The 3,000 away fans who attend Thursday's game will help push total attendance at the London Stadium beyond one million for league games this season. West Ham are the fourth best-supported team and have bigger crowds than Manchester City, Liverpool and Chelsea, but it is a new crowd that has differing expectations.


Some fans are new to live football and want to sit in the seat they have paid for, while others want to stand up with their mates. That latter group want to drink in pubs and use local businesses as they did at the Boleyn Ground, as opposed to the chain restaurants of the nearby Westfield Shopping Centre.

But is also true that the growing pains endured since the move would have been far less, had the team been fifth, rather than 15th and having conceded a league-worst 67 goals. Winning smooths discontent.

"We've usually had attractive football at West Ham, even when we've lost," said Nick. "West Ham fans want one of two things: Attractive football or wins. You've got one of them at Man United; we've got none here."
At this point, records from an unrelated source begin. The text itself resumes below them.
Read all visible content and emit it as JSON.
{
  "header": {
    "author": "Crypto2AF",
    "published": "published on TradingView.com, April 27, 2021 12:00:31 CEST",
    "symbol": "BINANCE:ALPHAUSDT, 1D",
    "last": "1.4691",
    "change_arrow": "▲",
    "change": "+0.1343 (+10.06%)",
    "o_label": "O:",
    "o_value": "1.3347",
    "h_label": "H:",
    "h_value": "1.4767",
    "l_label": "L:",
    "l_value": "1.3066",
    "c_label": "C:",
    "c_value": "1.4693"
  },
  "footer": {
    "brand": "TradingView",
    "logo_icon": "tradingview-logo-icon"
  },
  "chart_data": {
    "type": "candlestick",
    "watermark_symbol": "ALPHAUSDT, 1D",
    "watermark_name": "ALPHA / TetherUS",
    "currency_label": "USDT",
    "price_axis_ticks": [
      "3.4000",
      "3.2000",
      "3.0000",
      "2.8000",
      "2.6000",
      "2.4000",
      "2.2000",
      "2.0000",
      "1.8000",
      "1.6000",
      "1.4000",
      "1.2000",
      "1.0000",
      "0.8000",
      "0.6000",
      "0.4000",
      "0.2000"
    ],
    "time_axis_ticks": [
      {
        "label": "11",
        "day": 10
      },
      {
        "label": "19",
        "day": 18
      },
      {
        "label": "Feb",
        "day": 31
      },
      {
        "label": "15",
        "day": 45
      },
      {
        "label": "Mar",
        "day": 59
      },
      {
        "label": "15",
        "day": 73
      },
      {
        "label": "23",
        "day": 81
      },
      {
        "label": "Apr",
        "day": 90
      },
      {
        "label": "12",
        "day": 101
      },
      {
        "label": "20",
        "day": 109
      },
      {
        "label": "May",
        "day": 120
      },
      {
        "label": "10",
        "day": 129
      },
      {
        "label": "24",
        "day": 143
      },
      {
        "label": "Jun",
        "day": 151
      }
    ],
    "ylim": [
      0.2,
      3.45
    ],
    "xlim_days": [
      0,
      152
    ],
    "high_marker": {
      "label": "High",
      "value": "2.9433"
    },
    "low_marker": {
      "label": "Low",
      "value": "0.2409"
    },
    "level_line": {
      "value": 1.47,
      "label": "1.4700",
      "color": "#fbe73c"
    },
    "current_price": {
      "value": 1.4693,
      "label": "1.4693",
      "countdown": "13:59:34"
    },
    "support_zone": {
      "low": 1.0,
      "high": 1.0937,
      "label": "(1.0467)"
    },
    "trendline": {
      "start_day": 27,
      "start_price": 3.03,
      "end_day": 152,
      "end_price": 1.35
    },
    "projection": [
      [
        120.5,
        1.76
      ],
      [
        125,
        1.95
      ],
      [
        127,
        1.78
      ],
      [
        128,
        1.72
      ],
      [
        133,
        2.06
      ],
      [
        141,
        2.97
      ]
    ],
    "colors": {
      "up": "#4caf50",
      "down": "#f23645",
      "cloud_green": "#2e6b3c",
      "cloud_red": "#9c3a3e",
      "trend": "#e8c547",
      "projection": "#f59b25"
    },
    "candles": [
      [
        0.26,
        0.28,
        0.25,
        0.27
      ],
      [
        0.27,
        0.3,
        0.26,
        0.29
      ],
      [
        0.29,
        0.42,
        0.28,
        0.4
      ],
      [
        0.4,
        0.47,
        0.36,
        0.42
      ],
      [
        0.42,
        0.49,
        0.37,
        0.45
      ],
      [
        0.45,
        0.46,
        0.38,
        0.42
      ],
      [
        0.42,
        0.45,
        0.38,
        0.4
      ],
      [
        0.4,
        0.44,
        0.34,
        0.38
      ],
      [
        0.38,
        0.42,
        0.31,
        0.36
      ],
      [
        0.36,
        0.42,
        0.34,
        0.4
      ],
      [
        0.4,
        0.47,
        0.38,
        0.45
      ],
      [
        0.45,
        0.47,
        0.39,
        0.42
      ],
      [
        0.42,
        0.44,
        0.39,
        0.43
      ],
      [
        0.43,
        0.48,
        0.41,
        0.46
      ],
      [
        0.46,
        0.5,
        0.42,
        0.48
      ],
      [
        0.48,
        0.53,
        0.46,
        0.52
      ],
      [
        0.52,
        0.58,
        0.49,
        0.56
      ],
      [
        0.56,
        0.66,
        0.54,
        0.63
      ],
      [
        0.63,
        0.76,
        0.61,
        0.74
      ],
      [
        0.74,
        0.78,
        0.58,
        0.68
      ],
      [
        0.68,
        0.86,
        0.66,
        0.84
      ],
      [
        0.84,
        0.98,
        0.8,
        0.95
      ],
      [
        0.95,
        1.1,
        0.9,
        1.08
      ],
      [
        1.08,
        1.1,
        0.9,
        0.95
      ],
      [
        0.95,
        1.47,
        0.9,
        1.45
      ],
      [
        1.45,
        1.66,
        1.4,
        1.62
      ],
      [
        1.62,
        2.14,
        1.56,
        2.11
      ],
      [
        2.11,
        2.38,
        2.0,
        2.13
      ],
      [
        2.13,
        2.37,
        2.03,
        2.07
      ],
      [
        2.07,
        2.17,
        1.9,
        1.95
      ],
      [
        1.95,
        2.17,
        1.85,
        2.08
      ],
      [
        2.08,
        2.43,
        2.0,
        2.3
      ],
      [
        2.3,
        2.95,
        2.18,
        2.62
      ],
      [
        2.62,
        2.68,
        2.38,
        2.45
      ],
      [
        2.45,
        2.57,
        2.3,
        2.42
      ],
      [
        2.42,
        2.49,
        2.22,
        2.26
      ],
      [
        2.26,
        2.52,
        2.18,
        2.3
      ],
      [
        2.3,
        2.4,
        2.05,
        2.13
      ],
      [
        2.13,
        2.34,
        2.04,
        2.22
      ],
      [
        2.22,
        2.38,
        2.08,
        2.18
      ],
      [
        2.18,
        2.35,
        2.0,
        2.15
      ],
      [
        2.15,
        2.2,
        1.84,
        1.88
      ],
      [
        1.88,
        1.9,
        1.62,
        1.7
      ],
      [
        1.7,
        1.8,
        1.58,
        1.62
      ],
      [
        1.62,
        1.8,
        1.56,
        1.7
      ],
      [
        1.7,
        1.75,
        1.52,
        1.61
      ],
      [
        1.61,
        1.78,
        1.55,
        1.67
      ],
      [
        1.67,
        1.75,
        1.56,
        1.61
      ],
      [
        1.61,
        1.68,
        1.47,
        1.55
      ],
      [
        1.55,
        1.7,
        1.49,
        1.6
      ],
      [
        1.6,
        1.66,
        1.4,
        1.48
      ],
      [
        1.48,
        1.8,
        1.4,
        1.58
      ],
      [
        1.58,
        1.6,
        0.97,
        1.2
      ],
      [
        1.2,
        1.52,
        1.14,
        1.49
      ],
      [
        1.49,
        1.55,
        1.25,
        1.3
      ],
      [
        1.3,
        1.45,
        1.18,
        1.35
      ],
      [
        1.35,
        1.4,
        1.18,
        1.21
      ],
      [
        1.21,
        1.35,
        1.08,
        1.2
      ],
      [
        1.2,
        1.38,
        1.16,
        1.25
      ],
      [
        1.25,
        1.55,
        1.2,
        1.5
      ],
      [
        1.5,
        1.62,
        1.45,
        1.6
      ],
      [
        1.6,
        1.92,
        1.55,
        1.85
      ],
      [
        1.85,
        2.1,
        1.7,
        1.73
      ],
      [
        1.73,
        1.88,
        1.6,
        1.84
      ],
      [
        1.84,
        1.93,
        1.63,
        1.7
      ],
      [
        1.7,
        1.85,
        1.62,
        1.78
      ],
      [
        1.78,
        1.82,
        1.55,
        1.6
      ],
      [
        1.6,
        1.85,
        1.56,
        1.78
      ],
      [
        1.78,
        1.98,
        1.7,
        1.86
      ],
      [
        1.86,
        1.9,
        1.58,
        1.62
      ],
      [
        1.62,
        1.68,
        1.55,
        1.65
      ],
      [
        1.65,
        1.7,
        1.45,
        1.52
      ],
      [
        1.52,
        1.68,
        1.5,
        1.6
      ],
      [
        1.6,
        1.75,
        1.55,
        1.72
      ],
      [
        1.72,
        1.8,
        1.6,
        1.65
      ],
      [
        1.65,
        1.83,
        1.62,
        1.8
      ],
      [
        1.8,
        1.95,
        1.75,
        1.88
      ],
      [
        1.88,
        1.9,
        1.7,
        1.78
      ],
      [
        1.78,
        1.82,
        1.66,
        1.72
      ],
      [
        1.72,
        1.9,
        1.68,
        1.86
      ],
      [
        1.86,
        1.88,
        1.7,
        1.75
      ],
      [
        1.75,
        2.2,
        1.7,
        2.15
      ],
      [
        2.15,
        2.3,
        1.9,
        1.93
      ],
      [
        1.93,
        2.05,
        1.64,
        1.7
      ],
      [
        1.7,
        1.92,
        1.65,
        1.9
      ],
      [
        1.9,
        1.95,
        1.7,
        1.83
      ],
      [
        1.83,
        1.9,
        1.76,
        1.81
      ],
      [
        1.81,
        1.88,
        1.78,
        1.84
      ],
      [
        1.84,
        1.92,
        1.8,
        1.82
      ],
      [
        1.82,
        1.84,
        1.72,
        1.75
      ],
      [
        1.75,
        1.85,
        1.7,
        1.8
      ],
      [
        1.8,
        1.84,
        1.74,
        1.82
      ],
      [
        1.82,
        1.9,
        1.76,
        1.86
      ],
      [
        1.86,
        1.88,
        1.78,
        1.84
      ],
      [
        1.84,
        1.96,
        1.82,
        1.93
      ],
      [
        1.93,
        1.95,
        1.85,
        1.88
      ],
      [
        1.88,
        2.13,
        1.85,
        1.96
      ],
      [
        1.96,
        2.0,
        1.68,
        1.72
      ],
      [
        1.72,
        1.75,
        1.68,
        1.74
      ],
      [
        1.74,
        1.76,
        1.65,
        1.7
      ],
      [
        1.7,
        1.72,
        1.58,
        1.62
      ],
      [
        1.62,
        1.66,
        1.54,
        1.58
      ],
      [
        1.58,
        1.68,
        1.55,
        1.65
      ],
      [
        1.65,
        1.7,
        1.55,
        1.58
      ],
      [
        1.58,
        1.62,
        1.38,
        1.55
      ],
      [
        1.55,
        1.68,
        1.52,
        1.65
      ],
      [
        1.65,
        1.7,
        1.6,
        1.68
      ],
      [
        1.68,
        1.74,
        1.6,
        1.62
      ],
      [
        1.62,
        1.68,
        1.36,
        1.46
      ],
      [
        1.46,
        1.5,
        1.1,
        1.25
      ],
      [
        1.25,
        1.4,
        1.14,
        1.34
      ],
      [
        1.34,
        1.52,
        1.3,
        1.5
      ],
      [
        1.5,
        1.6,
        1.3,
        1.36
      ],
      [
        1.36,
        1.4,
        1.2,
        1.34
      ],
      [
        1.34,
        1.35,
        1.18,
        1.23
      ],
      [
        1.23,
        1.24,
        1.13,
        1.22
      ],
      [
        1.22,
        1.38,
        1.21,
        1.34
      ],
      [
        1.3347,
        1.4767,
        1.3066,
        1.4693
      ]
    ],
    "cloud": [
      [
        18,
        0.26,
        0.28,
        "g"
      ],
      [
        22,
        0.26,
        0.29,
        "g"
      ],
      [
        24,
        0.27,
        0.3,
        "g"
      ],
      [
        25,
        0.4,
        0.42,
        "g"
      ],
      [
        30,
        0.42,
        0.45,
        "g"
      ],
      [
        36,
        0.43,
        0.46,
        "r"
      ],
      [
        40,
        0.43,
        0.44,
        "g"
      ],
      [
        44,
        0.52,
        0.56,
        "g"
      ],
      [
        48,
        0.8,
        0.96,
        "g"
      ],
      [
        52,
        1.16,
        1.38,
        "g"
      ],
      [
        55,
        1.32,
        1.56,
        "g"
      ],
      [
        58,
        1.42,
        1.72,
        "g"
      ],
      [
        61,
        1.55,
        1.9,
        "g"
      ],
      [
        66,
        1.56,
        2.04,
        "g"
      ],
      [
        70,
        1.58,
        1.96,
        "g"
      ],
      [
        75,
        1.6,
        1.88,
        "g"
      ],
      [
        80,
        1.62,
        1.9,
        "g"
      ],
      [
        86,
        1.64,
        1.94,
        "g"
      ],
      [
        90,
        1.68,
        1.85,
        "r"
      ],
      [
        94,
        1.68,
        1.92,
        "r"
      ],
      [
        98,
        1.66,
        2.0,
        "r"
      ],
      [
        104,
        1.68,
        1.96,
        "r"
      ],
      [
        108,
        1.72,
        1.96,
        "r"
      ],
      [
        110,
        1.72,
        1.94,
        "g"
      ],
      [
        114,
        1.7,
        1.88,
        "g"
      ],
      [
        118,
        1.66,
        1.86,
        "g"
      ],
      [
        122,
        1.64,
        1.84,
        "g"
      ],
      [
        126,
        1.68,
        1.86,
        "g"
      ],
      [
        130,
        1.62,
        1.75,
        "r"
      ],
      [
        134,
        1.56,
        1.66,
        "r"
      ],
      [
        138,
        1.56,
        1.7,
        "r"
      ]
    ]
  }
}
It was into that maelstrom that Moyes arrived in November after the dismissal of Slaven Bilic. At his first game, away to Watford, the travelling fans sang with venom for the board to be sacked. West Ham lost 2-0 and were 18th after 12 matches. But things did get better. There was a win vs. Chelsea in December and the club were 11th by the end of January.

While there has not been much to sing about since, Moyes was charged with avoiding relegation and, in that respect, he's almost certain to achieve his goal. Had he failed, it would have been another black mark on a career that has nosedived since an ill-fated spell in charge at Old Trafford.

Named Man United manager five years ago on Wednesday, Moyes was released 10 months later. He always maintained that, had he known he would get such a short time, he would have done things differently, but it was an ignominious period where nobody -- not the fans, the club or its manager -- was a winner.

Four years later, fans still await a return to the glory years enjoyed under Sir Alex Ferguson, who will be in the thoughts of those making another long trip south on Thursday. Beyond Moyes, a pair of familiar faces could feature as part of opposition: Patrice Evra and Javier Hernandez both play for West Ham, though neither feature frequently.